Peter Arnold, 67, is a stroke survivor from Chicago. He is disabled and suffers from seizures. On Aug. 14, Arnold wrote his Congressman and other federal leaders, hoping to bring to their attention the fact that his out-of-pocket costs for his anti-seizure medication had increased to $450 a month, an eight-fold jump from the $56 he had been paying.

Though reports say most senior citizens are happy with their Medicare Part D coverage, Arnold is one example of a vulnerable senior lost in the Medicare Part D coverage gap known as the doughnut hole.

After Arnold pays for his medication, he doesn’t have enough money left to pay rent, food, transportation, utilities and other medical expenses.

The last time he had seizures, he was in the hospital for 10 days, and that stay cost Medicare thousands of dollars, he said. He wonders why the government wouldn’t rather give him his medication for free instead of paying for the expenses he racks up receiving emergency medical care.

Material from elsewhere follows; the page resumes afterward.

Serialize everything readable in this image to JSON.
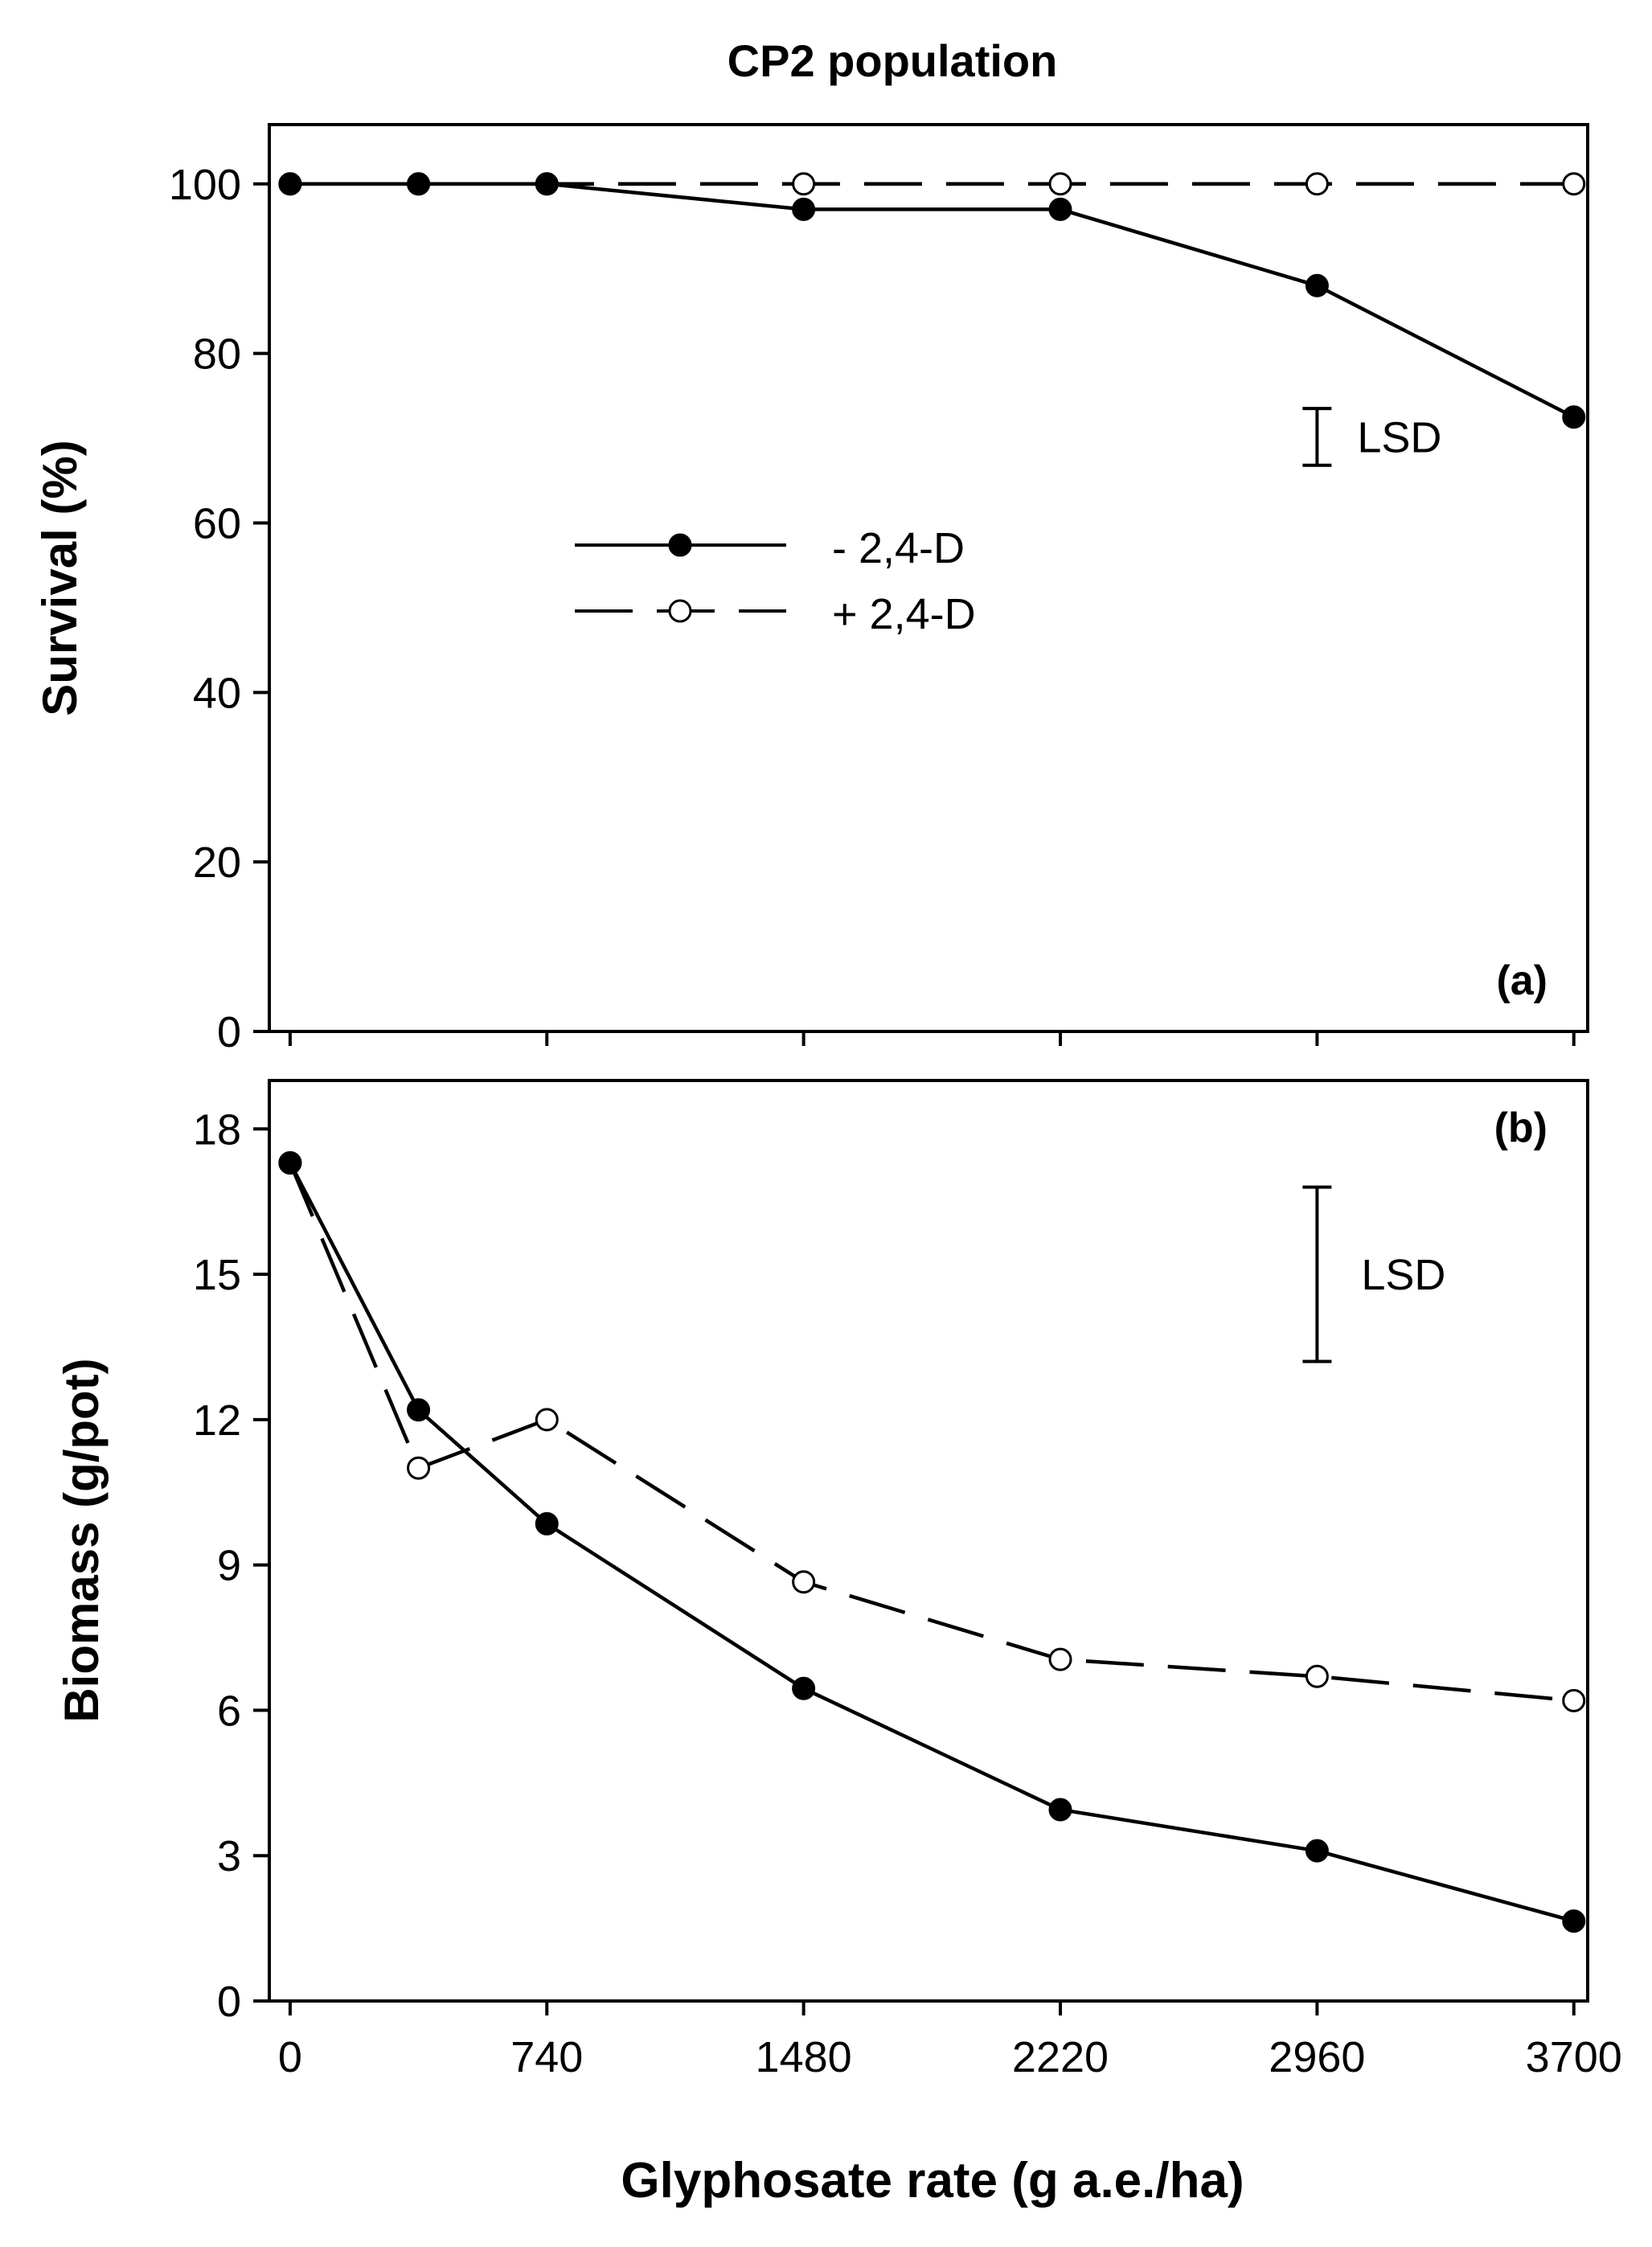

“A majority of us have been decent and productive tax-paying citizens all of our working lives,” he said in his appeal to the Department of Health and Human Services, Congress and others. “We don’t want a handout, but I feel at the very least we’ve earned a hand up.”

Senior citizens in the doughnut hole are just a statistic until someone hears a story such as this. The truth is, Congress is hard-pressed to find funding for anyone. The State Children’s Health Insurance Program was set to expire as of Sept. 30, with an uncertain future for expansion. It may appear that senior citizens can take a number and wait behind the children.

An April report released by Families USA indicated that, as drug prices increase, beneficiaries will reach the doughnut hole faster.

The Institute for America’s Future takes it one step further. It contends that, “The costly, confusing and corrupt design of Part D will cause dire health consequences as 7 million Americans fall into a doughnut hole from which few will escape.”

Sens. Debbie Stabenow (D-Mich.) and Trent Lott (R-Miss.) proposed a bill last April to offer a solution in the pharmaceutical arena. Their bill, if passed, would lower the costs of prescription drugs while saving the federal government as much as $30 billion a year.

“We need to stop drug companies from using patent loopholes to keep lower-priced generics off the shelf and out of patients’ hands,” Stabenow said.

Meanwhile, in the midst of bipartisan battles of mammoth proportion that take in the Iraq War and other healthcare funding issues, senior citizens like Peter Arnold will continue to wonder how long it will take to get some kind of relief.